When in thinking mode, paralysis often follows. Especially if you combine the fixed mindset with a thinking mindset. Then you are in for years of wanting to grow your business or make a change but never doing it. Which then leads to feeling discouraged, hopeless which reinforces the non-doing. The only way to break the cycle is to put one foot in front of the other and start doing. As my coach puts it, “massive imperfect action!”
Dangerous Mindsets #3
You may have heard the phrase “There is always strength in numbers.” I used to believe this. Often, I would lament that private practice can be isolating and I was starved for networking. I joined Facebook Groups, went to networking events, joined a peer supervision group and yet…I felt like something was missing.

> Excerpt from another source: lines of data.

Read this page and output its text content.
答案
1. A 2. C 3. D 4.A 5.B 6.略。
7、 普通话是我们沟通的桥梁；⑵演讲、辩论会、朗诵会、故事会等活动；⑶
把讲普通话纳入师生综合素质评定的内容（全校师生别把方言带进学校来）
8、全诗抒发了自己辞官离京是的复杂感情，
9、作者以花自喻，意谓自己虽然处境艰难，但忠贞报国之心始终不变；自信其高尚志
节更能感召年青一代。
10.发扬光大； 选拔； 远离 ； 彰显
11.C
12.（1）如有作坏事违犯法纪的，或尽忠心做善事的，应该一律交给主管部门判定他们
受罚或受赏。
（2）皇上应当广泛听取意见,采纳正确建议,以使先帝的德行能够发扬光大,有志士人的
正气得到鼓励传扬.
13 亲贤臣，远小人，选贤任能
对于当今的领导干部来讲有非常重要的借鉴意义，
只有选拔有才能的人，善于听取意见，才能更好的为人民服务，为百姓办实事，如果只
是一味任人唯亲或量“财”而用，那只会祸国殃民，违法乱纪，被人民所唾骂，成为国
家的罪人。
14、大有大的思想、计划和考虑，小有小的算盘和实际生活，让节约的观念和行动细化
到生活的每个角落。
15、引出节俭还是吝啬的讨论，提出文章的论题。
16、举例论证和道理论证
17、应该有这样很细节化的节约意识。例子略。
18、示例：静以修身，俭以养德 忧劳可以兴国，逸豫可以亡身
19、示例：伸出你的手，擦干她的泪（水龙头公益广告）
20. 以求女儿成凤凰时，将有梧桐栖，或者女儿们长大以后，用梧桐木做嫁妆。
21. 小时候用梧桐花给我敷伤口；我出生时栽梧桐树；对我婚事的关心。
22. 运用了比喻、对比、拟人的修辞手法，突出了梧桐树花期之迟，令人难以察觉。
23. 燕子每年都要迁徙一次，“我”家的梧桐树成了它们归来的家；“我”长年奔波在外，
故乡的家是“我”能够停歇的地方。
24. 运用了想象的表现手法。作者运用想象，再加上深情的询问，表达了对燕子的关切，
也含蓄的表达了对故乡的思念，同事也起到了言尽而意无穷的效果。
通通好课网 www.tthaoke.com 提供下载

A few years ago an article came out in the New York Times that led to an important “aha” moment for me in my business. It talked about how brainstorming sessions are often the worse possible way to stimulate creativity.
The group mindset
Is especially relevant for therapists and coaches. Because we are now in groups more than we have ever been. Networking groups, mastermind classes, Facebook support groups, etc. It certainly didn’t use to be this way. What’s dangerous about the group mindset is that it stifles creativity. How can you think outside the box or develop new, creative ways to do business when you are exposed to the same old tired ways of doing things?!
Don’t get me wrong.
I have nothing against networking or contributing in groups. In fact, I lead my own Facebook group. But I don’t want the members of my group to ever develop a group mindset of how to do things. The group mindset encourages an unfair comparison of your inside with other’s outside. It limits your vision to that of the group and skews your assessment of reality in potentially damaging ways.
After 3 years of my doctoral program, I emerged feeling very worried about my practice. I was panicking about changing office location, networking more and being more involved in groups. But the biggest change came when I stopped hanging out in groups and branched out to explore fresh ideas of doing marketing that no one else was doing.
Meditation helps me tap into my creativity. I go to it often to get centered and gain perspective on what is important to me. Reading is another avenue for brainstorming new ideas and thinking outside the box. Sometimes ideas about an ad copy or how to craft a beautiful email nurture come when I am running.
There is a time for group-think and a time for solitude.